When the people of the United States became aware enough of the situation, we went to the aid of the Afghan people. After a while even many Soviet soldiers did not want to fight this battle and defected by the hundreds. The Soviet Union gave up this battle but did the Afghan people really win?


Weakened by the war, depopulated of innocent unarmed citizens, industrially and agriculturally decimated, this nation became ripe for wealthy, power hungry terrorist despots looking for a country to take over. Afghanistan became a perfect situation for what is occurring today. It became an ideal opportunity for criminal individuals and terrorist organizations from other countries to establish their bases there while the remains of the population busied themselves with reconstruction and daily survival.


Today the children are still being sent away. Only now it is to schools in Pakistan to learn Taliban philosophy. Women and children are still being murdered and maimed at will, often as shields for military operations. Male citizens are being forcibly conscripted into armies, and all people who do not subscribe to Taliban rules are either killed, or chased from their homes and country.


The Afghan people are inherently a noble people who, for centuries, lived independently and proud. Attacking no one they have contributed many fine people, products, culture, and art to the world. These people deserve to be free again, but it is doubtful that it could be possible without help.

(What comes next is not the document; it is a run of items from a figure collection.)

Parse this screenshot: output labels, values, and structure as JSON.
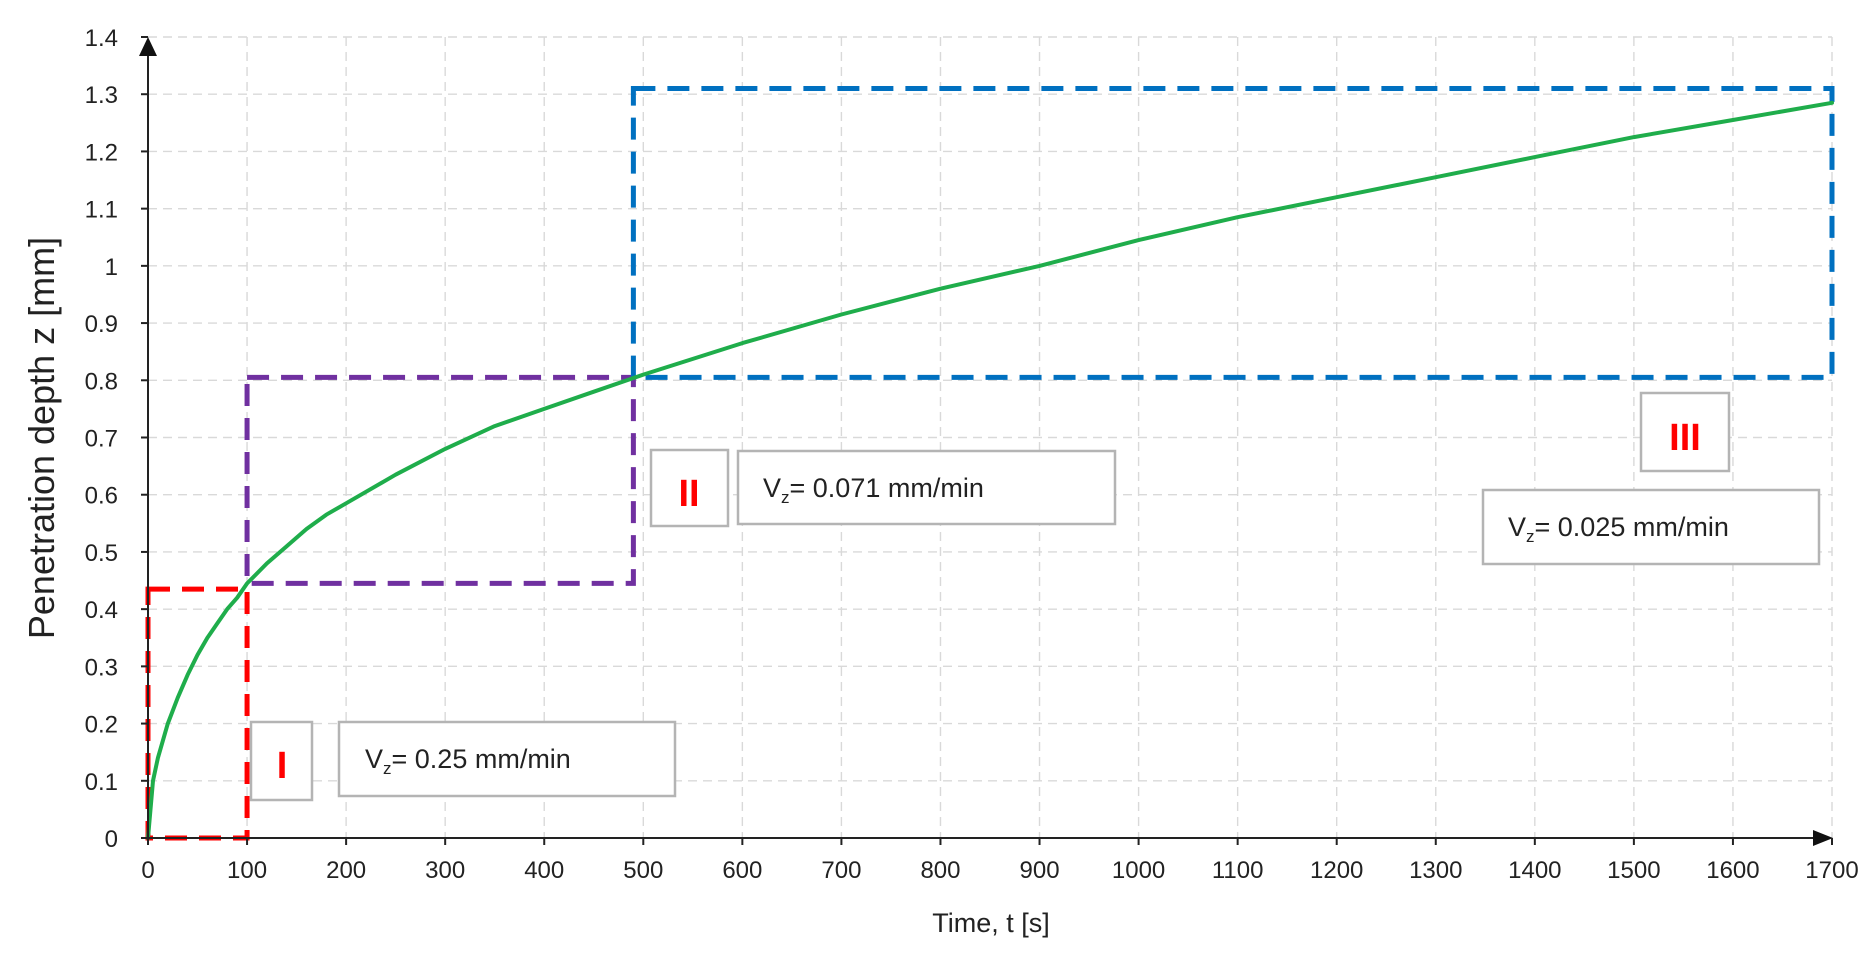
{
  "chart_data": {
    "type": "line",
    "title": "",
    "xlabel": "Time, t [s]",
    "ylabel": "Penetration depth z [mm]",
    "xlim": [
      0,
      1700
    ],
    "ylim": [
      0,
      1.4
    ],
    "x_ticks": [
      "0",
      "100",
      "200",
      "300",
      "400",
      "500",
      "600",
      "700",
      "800",
      "900",
      "1000",
      "1100",
      "1200",
      "1300",
      "1400",
      "1500",
      "1600",
      "1700"
    ],
    "y_ticks": [
      "0",
      "0.1",
      "0.2",
      "0.3",
      "0.4",
      "0.5",
      "0.6",
      "0.7",
      "0.8",
      "0.9",
      "1",
      "1.1",
      "1.2",
      "1.3",
      "1.4"
    ],
    "grid": true,
    "series": [
      {
        "name": "Penetration depth",
        "color": "#1fad4b",
        "x": [
          0,
          5,
          10,
          20,
          30,
          40,
          50,
          60,
          70,
          80,
          90,
          100,
          120,
          140,
          160,
          180,
          200,
          250,
          300,
          350,
          400,
          450,
          500,
          600,
          700,
          800,
          900,
          1000,
          1100,
          1200,
          1300,
          1400,
          1500,
          1600,
          1700
        ],
        "y": [
          0,
          0.1,
          0.14,
          0.2,
          0.245,
          0.285,
          0.32,
          0.35,
          0.375,
          0.4,
          0.42,
          0.445,
          0.48,
          0.51,
          0.54,
          0.565,
          0.585,
          0.635,
          0.68,
          0.72,
          0.75,
          0.78,
          0.81,
          0.865,
          0.915,
          0.96,
          1.0,
          1.045,
          1.085,
          1.12,
          1.155,
          1.19,
          1.225,
          1.255,
          1.285
        ]
      }
    ],
    "regions": [
      {
        "roman": "I",
        "color": "#ff0000",
        "x": [
          0,
          100
        ],
        "y": [
          0,
          0.435
        ],
        "vz_main": "V",
        "vz_sub": "z",
        "vz_value": "= 0.25 mm/min"
      },
      {
        "roman": "II",
        "color": "#7030a0",
        "x": [
          100,
          490
        ],
        "y": [
          0.445,
          0.805
        ],
        "vz_main": "V",
        "vz_sub": "z",
        "vz_value": "= 0.071 mm/min"
      },
      {
        "roman": "III",
        "color": "#0070c0",
        "x": [
          490,
          1700
        ],
        "y": [
          0.805,
          1.31
        ],
        "vz_main": "V",
        "vz_sub": "z",
        "vz_value": "= 0.025 mm/min"
      }
    ]
  }
}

Although fragmented for hundreds of years by a dozen different religious tribes with radical differences, Afghanistan is a country that has never been defeated by any army. These people have always united to battle and defeat a common enemy. Unfortunately today the enemy is within and not easily defined. Today’s enemy rabble must be routed out of the country and an effort of education and communication must take place to prevent it from happening again. Tribal leaders must unite with a common passion for peace and freedom, and the country must be rebuilt. With help from the rest of the world this is possible. Only with compassion for these people who have suffered enough, is this possible.